Note: This option is only necessary if you require a DHCP scope in this subnet.
Append the following to main.tf.
# DHCP network (optional)
resource "routeros_ip_dhcp_server_network" "dhcpNetwork-vlan71-smartDevices" {
address = "10.71.0.0/24"
gateway = "10.71.0.1"
dns_server = "10.71.0.1"
domain = "yoshi.lan"
}
DHCP server (optional)
The final resource for the DHCP scope is the DHCP server. This resource calls two resources we created earlier (interface & pool) to then combine and create the actual DHCP server that hands out DHCP records.
Note: This option is only necessary if you require a DHCP scope in this subnet.

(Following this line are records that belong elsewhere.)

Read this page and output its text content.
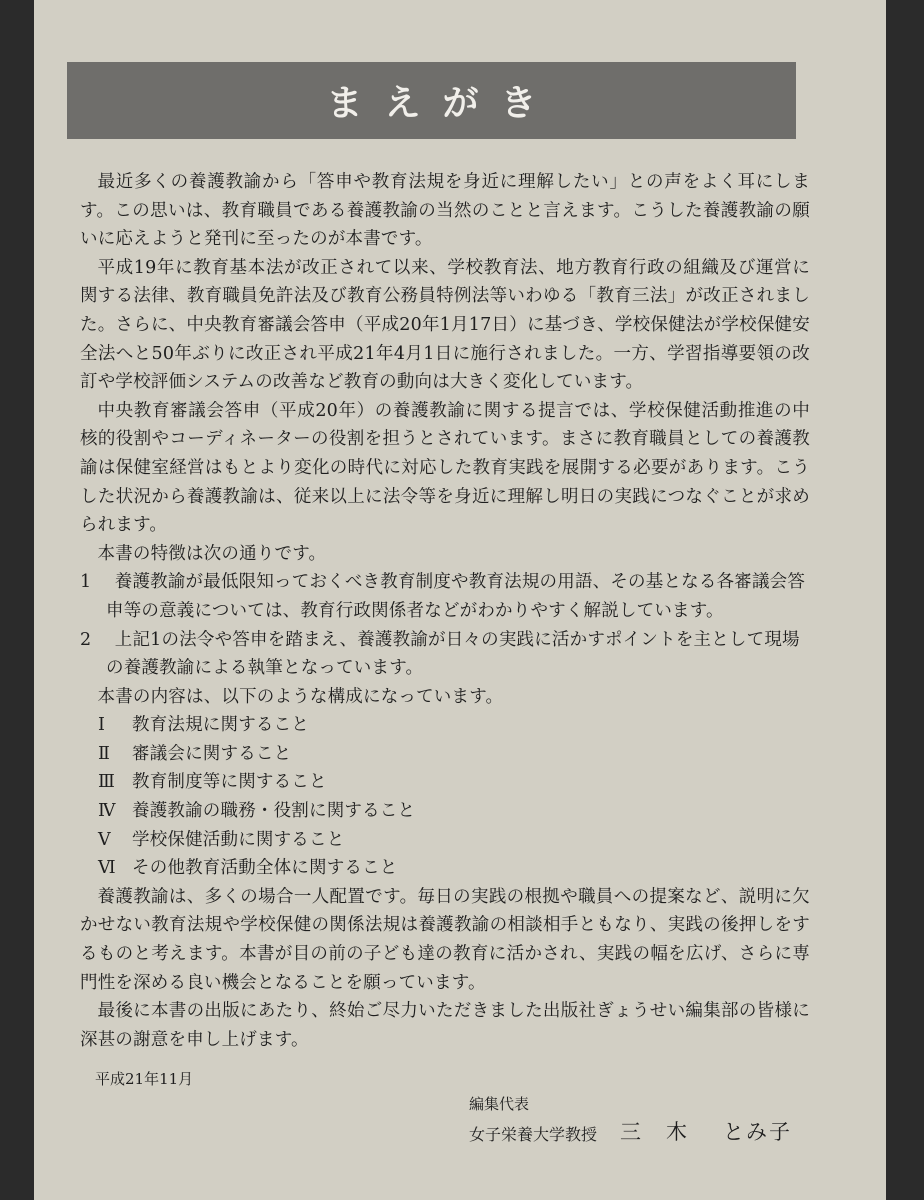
まえがき

最近多くの養護教諭から「答申や教育法規を身近に理解したい」との声をよく耳にします。この思いは、教育職員である養護教諭の当然のことと言えます。こうした養護教諭の願いに応えようと発刊に至ったのが本書です。

平成19年に教育基本法が改正されて以来、学校教育法、地方教育行政の組織及び運営に関する法律、教育職員免許法及び教育公務員特例法等いわゆる「教育三法」が改正されました。さらに、中央教育審議会答申（平成20年1月17日）に基づき、学校保健法が学校保健安全法へと50年ぶりに改正され平成21年4月1日に施行されました。一方、学習指導要領の改訂や学校評価システムの改善など教育の動向は大きく変化しています。

中央教育審議会答申（平成20年）の養護教諭に関する提言では、学校保健活動推進の中核的役割やコーディネーターの役割を担うとされています。まさに教育職員としての養護教諭は保健室経営はもとより変化の時代に対応した教育実践を展開する必要があります。こうした状況から養護教諭は、従来以上に法令等を身近に理解し明日の実践につなぐことが求められます。

本書の特徴は次の通りです。

1	養護教諭が最低限知っておくべき教育制度や教育法規の用語、その基となる各審議会答申等の意義については、教育行政関係者などがわかりやすく解説しています。
2	上記1の法令や答申を踏まえ、養護教諭が日々の実践に活かすポイントを主として現場の養護教諭による執筆となっています。

本書の内容は、以下のような構成になっています。

Ⅰ	教育法規に関すること
Ⅱ	審議会に関すること
Ⅲ 教育制度等に関すること
Ⅳ 養護教諭の職務・役割に関すること
Ⅴ	学校保健活動に関すること
Ⅵ その他教育活動全体に関すること

養護教諭は、多くの場合一人配置です。毎日の実践の根拠や職員への提案など、説明に欠かせない教育法規や学校保健の関係法規は養護教諭の相談相手ともなり、実践の後押しをするものと考えます。本書が目の前の子ども達の教育に活かされ、実践の幅を広げ、さらに専門性を深める良い機会となることを願っています。

最後に本書の出版にあたり、終始ご尽力いただきました出版社ぎょうせい編集部の皆様に深甚の謝意を申し上げます。

平成21年11月
編集代表
女子栄養大学教授 三　木 とみ子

Append the following to main.tf.
# DHCP server (optional)
resource "routeros_ip_dhcp_server" "dhcpServer-vlan71-smartDevices" {
address_pool = routersos_interface_vlan.vlan-vlan71-smartDevices.name
interface = routersos_interface_vlan.vlan-vlan71-smartDevices.name
name = routersos_interface_vlan.vlan-vlan71-smartDevices.name
}
Route
Lastly, but definitely not least, the route resource. When traffic addressed for our new subnet hits the router, the route tells the router where this traffic should end up.
Append the following to main.tf.
Notice we use a new Terraform function, called format.

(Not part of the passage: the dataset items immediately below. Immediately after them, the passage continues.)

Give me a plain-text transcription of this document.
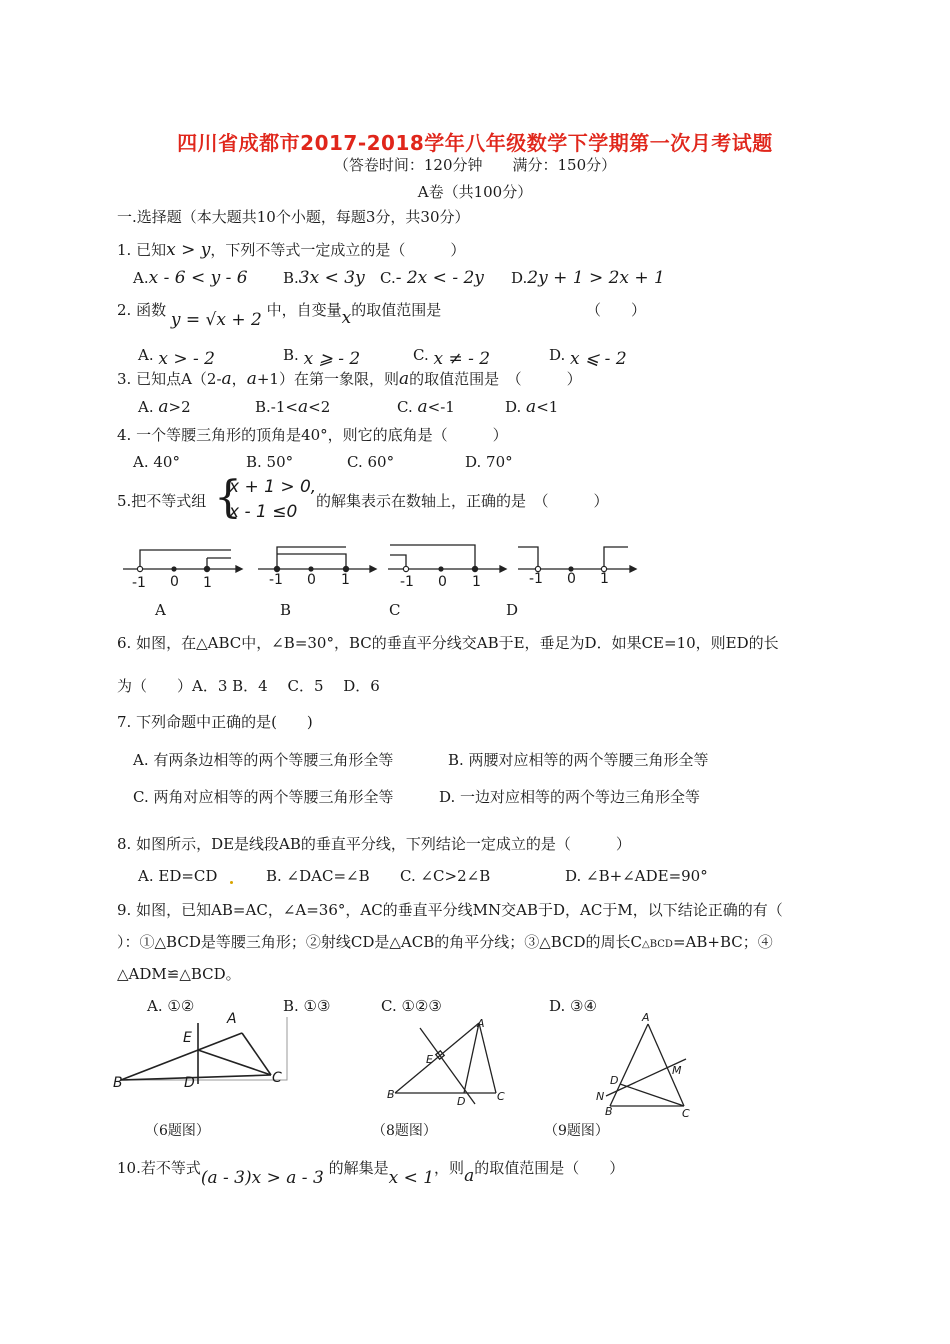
四川省成都市2017-2018学年八年级数学下学期第一次月考试题
（答卷时间：120分钟　　满分：150分）
A卷（共100分）
一.选择题（本大题共10个小题，每题3分，共30分）
1. 已知x > y，下列不等式一定成立的是（　　　）
A.x - 6 < y - 6 B.3x < 3y C.- 2x < - 2y D.2y + 1 > 2x + 1
2. 函数 y = √x + 2 中，自变量x的取值范围是	（　　）
A. x > - 2	B. x ⩾ - 2	C. x ≠ - 2	D. x ⩽ - 2
3. 已知点A（2-a，a+1）在第一象限，则a的取值范围是　（　　　）
A. a>2	B.-1<a<2	C. a<-1	D. a<1
4. 一个等腰三角形的顶角是40°，则它的底角是（　　　）
A. 40°	B. 50°	C. 60°	D. 70°
5.把不等式组 {
x + 1 > 0,
x - 1 ≤0
的解集表示在数轴上，正确的是　（　　　）
-1 0 1	-1 0 1	-1 0 1	-1 0 1
A	B	C	D
6. 如图，在△ABC中，∠B=30°，BC的垂直平分线交AB于E，垂足为D．如果CE=10，则ED的长
为（　　）A．3 B．4　 C．5　 D．6
7. 下列命题中正确的是(　　)
A. 有两条边相等的两个等腰三角形全等	B. 两腰对应相等的两个等腰三角形全等
C. 两角对应相等的两个等腰三角形全等	D. 一边对应相等的两个等边三角形全等
8. 如图所示，DE是线段AB的垂直平分线，下列结论一定成立的是（　　　）
A. ED=CD	B. ∠DAC=∠B C. ∠C>2∠B	D. ∠B+∠ADE=90°
9. 如图，已知AB=AC，∠A=36°，AC的垂直平分线MN交AB于D，AC于M，以下结论正确的有（
）：①△BCD是等腰三角形；②射线CD是△ACB的角平分线；③△BCD的周长C△BCD=AB+BC；④
△ADM≌△BCD。
A. ①②	B. ①③	C. ①②③	D. ③④
A
E
B	D	C
A
E
B
D	C
A
M
D
N
B	C
（6题图）	（8题图）	（9题图）
10.若不等式(a - 3)x > a - 3 的解集是x < 1，则a的取值范围是（　　）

This function can concatenate strings, among other things.
# Route
resource "routeros_ip_route" "route-vlan71-smartDevices" {
dst_address = "10.71.0.0/24"
gateway = format("%%%s", routersos_interface_vlan.vlan-vlan71-smartDevices.name)
}
In our example, %s is used as a variable placeholder that represents a string.
Don’t let the two additional %% confuse you.
The first is an escape character, which means the second will be interpreted as a literal character.
The format function will process our final output as %vlan71-smartDevices.
This a special variable in RouterOS that will dynamically fetch our gateway IP.
More reading on Terraform’s format function can be found here.
Creation
With our main.tf file crafted, we can now move on to creating our infrastructure.
The next step, as a best practice, is to to run terraform plan.
This command will show us what actions Terraform plans to take.
It’s best to review these steps and double-check our configuration is correct.
$ terraform plan
The next command is the one that actually creates our new infrastructure.
We can append the flag -auto-approve to skip that the interactive prompts manual approval.
$ terraform apply -auto-approve
Modifications
With our new infrastructure created, Terraform can recognize any changes made to existing infrastructure (given the infrastructure is part of our code).
Once modifications are made, the same commands above can be ran. Terraform’s output will tell you if there’s any new resources, modified resources, or deleted resources.
Destruction
If desired, we can delete all of our infrastructure in one fell swoop. This is done using the command terraform destroy.
$ terraform destroy
I wouldn’t recommend adding the -auto-approve flag in here as this command can be dangerous, so a two-step process here is a good thing.